Je ne vais pas t'ennuyer ici avec le réchauffement climatique, l'URSSAF ou le roi Louis VI le Gros, mort d'un accident de la route en plein Paris en 1137. Non, rassure-toi : je veux juste tailler un costard de plus à la société du tout-consommation.

En fait, ma question découle directement d'une expérience personnelle. Mon opérateur de téléphonie mobile, chez qui je suis sans discontinuer depuis que je possède un téléphone portable (c'est-à-dire depuis l'époque de Louis VI le Gros à peu près), bref cet opérateur dont je tairais le nom de 3 lettres, cet opérateur qui détient également ma ligne ADSL et mon accès à la télévision à la maison, bref cet opérateur qui jouit d'une fidélité sans faille de ma part à tel point que je devrais avoir mon poster affiché dans chacune de ces boutiques dans toute la France, cet opérateur dis-je, a un singulière façon de récompenser la fidélité...
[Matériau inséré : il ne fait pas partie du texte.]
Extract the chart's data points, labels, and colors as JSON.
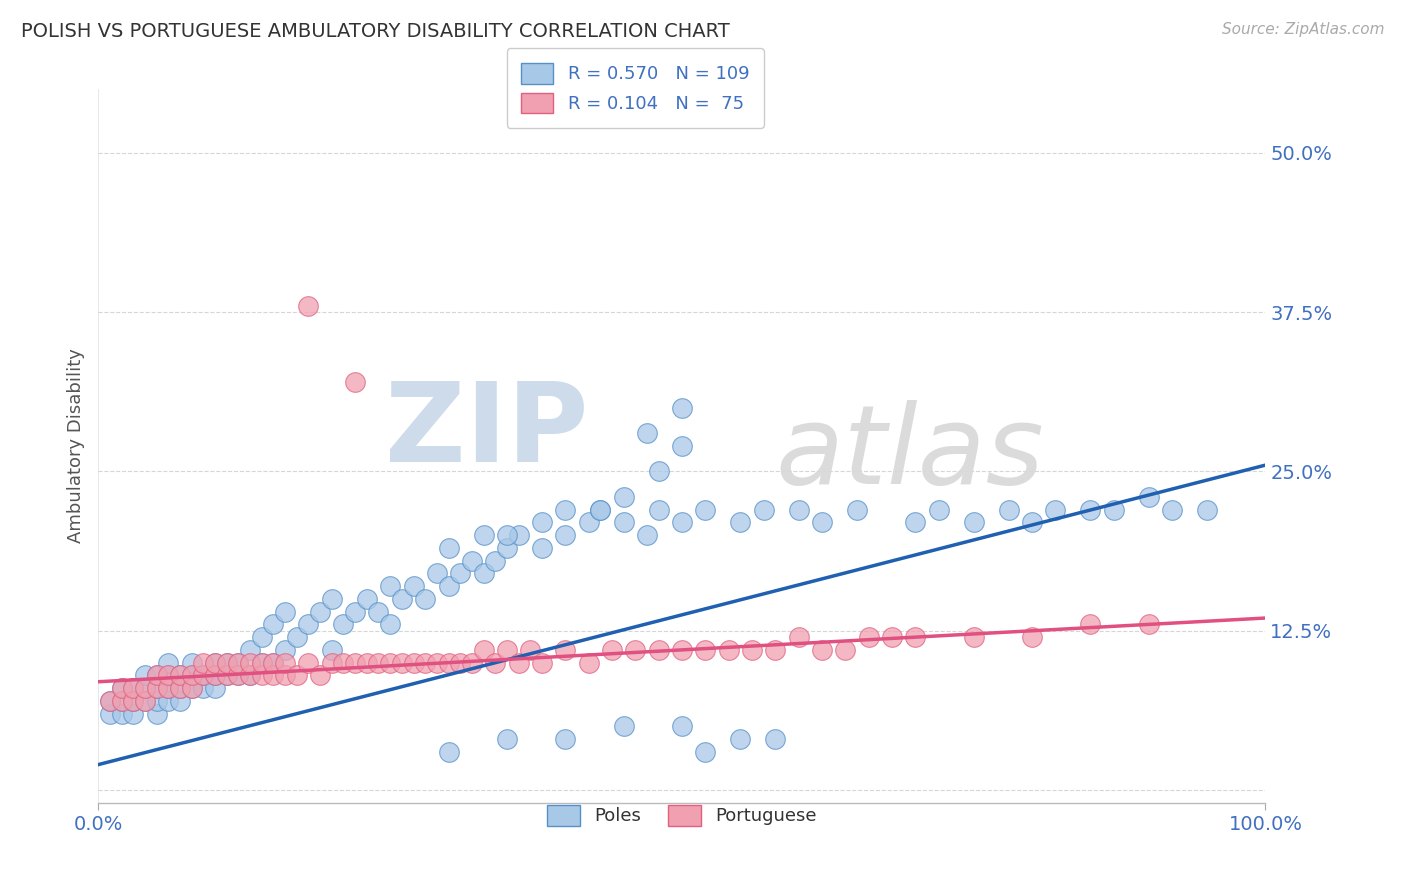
{
  "title": "POLISH VS PORTUGUESE AMBULATORY DISABILITY CORRELATION CHART",
  "source": "Source: ZipAtlas.com",
  "ylabel": "Ambulatory Disability",
  "xlim": [
    0,
    1
  ],
  "ylim": [
    -0.01,
    0.55
  ],
  "yticks": [
    0.0,
    0.125,
    0.25,
    0.375,
    0.5
  ],
  "ytick_labels": [
    "",
    "12.5%",
    "25.0%",
    "37.5%",
    "50.0%"
  ],
  "title_color": "#333333",
  "axis_label_color": "#555555",
  "blue_fill": "#a8c8e8",
  "blue_edge": "#5590c8",
  "pink_fill": "#f0a0b0",
  "pink_edge": "#e06080",
  "blue_line": "#2060b0",
  "pink_line": "#e05080",
  "legend_text_color": "#4070c0",
  "tick_color": "#4070c0",
  "grid_color": "#cccccc",
  "watermark_zip_color": "#c8d8e8",
  "watermark_atlas_color": "#d8d8d8",
  "poles_x": [
    0.01,
    0.01,
    0.02,
    0.02,
    0.02,
    0.03,
    0.03,
    0.03,
    0.04,
    0.04,
    0.04,
    0.05,
    0.05,
    0.05,
    0.05,
    0.06,
    0.06,
    0.06,
    0.06,
    0.07,
    0.07,
    0.07,
    0.08,
    0.08,
    0.08,
    0.09,
    0.09,
    0.1,
    0.1,
    0.1,
    0.11,
    0.11,
    0.12,
    0.12,
    0.13,
    0.13,
    0.14,
    0.14,
    0.15,
    0.15,
    0.16,
    0.16,
    0.17,
    0.18,
    0.19,
    0.2,
    0.2,
    0.21,
    0.22,
    0.23,
    0.24,
    0.25,
    0.25,
    0.26,
    0.27,
    0.28,
    0.29,
    0.3,
    0.31,
    0.32,
    0.33,
    0.34,
    0.35,
    0.36,
    0.38,
    0.4,
    0.42,
    0.43,
    0.45,
    0.47,
    0.48,
    0.5,
    0.52,
    0.55,
    0.57,
    0.6,
    0.62,
    0.65,
    0.7,
    0.72,
    0.75,
    0.78,
    0.8,
    0.82,
    0.85,
    0.87,
    0.9,
    0.92,
    0.95,
    0.3,
    0.35,
    0.4,
    0.45,
    0.5,
    0.52,
    0.55,
    0.58,
    0.47,
    0.5,
    0.5,
    0.48,
    0.45,
    0.43,
    0.4,
    0.38,
    0.35,
    0.33,
    0.3
  ],
  "poles_y": [
    0.06,
    0.07,
    0.06,
    0.07,
    0.08,
    0.06,
    0.07,
    0.08,
    0.07,
    0.08,
    0.09,
    0.06,
    0.07,
    0.08,
    0.09,
    0.07,
    0.08,
    0.09,
    0.1,
    0.07,
    0.08,
    0.09,
    0.08,
    0.09,
    0.1,
    0.08,
    0.09,
    0.08,
    0.09,
    0.1,
    0.09,
    0.1,
    0.09,
    0.1,
    0.09,
    0.11,
    0.1,
    0.12,
    0.1,
    0.13,
    0.11,
    0.14,
    0.12,
    0.13,
    0.14,
    0.11,
    0.15,
    0.13,
    0.14,
    0.15,
    0.14,
    0.13,
    0.16,
    0.15,
    0.16,
    0.15,
    0.17,
    0.16,
    0.17,
    0.18,
    0.17,
    0.18,
    0.19,
    0.2,
    0.19,
    0.2,
    0.21,
    0.22,
    0.21,
    0.2,
    0.22,
    0.21,
    0.22,
    0.21,
    0.22,
    0.22,
    0.21,
    0.22,
    0.21,
    0.22,
    0.21,
    0.22,
    0.21,
    0.22,
    0.22,
    0.22,
    0.23,
    0.22,
    0.22,
    0.03,
    0.04,
    0.04,
    0.05,
    0.05,
    0.03,
    0.04,
    0.04,
    0.28,
    0.3,
    0.27,
    0.25,
    0.23,
    0.22,
    0.22,
    0.21,
    0.2,
    0.2,
    0.19
  ],
  "portuguese_x": [
    0.01,
    0.02,
    0.02,
    0.03,
    0.03,
    0.04,
    0.04,
    0.05,
    0.05,
    0.06,
    0.06,
    0.07,
    0.07,
    0.08,
    0.08,
    0.09,
    0.09,
    0.1,
    0.1,
    0.11,
    0.11,
    0.12,
    0.12,
    0.13,
    0.13,
    0.14,
    0.14,
    0.15,
    0.15,
    0.16,
    0.16,
    0.17,
    0.18,
    0.19,
    0.2,
    0.21,
    0.22,
    0.23,
    0.24,
    0.25,
    0.26,
    0.27,
    0.28,
    0.29,
    0.3,
    0.31,
    0.32,
    0.33,
    0.34,
    0.35,
    0.36,
    0.37,
    0.38,
    0.4,
    0.42,
    0.44,
    0.46,
    0.48,
    0.5,
    0.52,
    0.54,
    0.56,
    0.58,
    0.6,
    0.62,
    0.64,
    0.66,
    0.68,
    0.7,
    0.75,
    0.8,
    0.85,
    0.9,
    0.18,
    0.22
  ],
  "portuguese_y": [
    0.07,
    0.07,
    0.08,
    0.07,
    0.08,
    0.07,
    0.08,
    0.08,
    0.09,
    0.08,
    0.09,
    0.08,
    0.09,
    0.08,
    0.09,
    0.09,
    0.1,
    0.09,
    0.1,
    0.09,
    0.1,
    0.09,
    0.1,
    0.09,
    0.1,
    0.09,
    0.1,
    0.09,
    0.1,
    0.09,
    0.1,
    0.09,
    0.1,
    0.09,
    0.1,
    0.1,
    0.1,
    0.1,
    0.1,
    0.1,
    0.1,
    0.1,
    0.1,
    0.1,
    0.1,
    0.1,
    0.1,
    0.11,
    0.1,
    0.11,
    0.1,
    0.11,
    0.1,
    0.11,
    0.1,
    0.11,
    0.11,
    0.11,
    0.11,
    0.11,
    0.11,
    0.11,
    0.11,
    0.12,
    0.11,
    0.11,
    0.12,
    0.12,
    0.12,
    0.12,
    0.12,
    0.13,
    0.13,
    0.38,
    0.32
  ],
  "blue_trendline_x": [
    0.0,
    1.0
  ],
  "blue_trendline_y": [
    0.02,
    0.255
  ],
  "pink_trendline_x": [
    0.0,
    1.0
  ],
  "pink_trendline_y": [
    0.085,
    0.135
  ]
}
Je m'explique. J'ai vu sur son site internet une promo pour avoir un Blackberry à 1 euro, avec un forfait sublimissime même pas trop cher. Bref, entrer dans l'ère du 3G avec un appareil qui fait tout, sauf le café. Je simule l'achat de cette promo en or et, comme je suis déjà abonné et que je veux pas une seconde ligne mais changer mon abonnement actuel, je rentre mes identifiants et arrive sur une nouvelle page où l'on m'explique que, vu que j'ai le nombre de points fidélité requis pour changer d'appareil très peu cher, je peux avoir ledit Blackberry pour seulement... 439 € ! Je recommance l'opération avec un IPhone. Idem : tu passes de 9 € si tu n'es pas déjà client à 199 si tu es fidèle parmi les fidèles...
En gros : ceux qui sont chez Orange ou Bouygues depuis toujours peuvent avoir chez mon opérateur que je ne nomme pas le top su smartphone pour rien tandis que les clients fidèles depuis plus de 10 ans doivent débourser des centaines d'euros... Alors, demandai-je en ouvrant ce papier : la fidélité paie-t-elle ?
Dans un monde parfait, il ne devrait même pas y avoir de doute. Dans une société ayant conservé un peu de décence morale et désireuse de promouvoir des valeurs positives, il ne devrait pas y avoir de doute. Seulement voilà, nous ne vivons pas dans ce monde-là, mais dans celui de l'hyper-consommation, où les firmes sont prêtes à toutes les prostitutions commerciales pour choper de nouveaux clients en les piquant aux voisins. Mon exemple porte sur SFR (ah si, je l'ai nommé !) mais je suis certain que les deux autres ne valent pas mieux... Alors oui, en France aujourd'hui, à l'heure  où un Eric Besson est ministre de la République, l'infidélité commerciale est mieux récompensée que la fidélité.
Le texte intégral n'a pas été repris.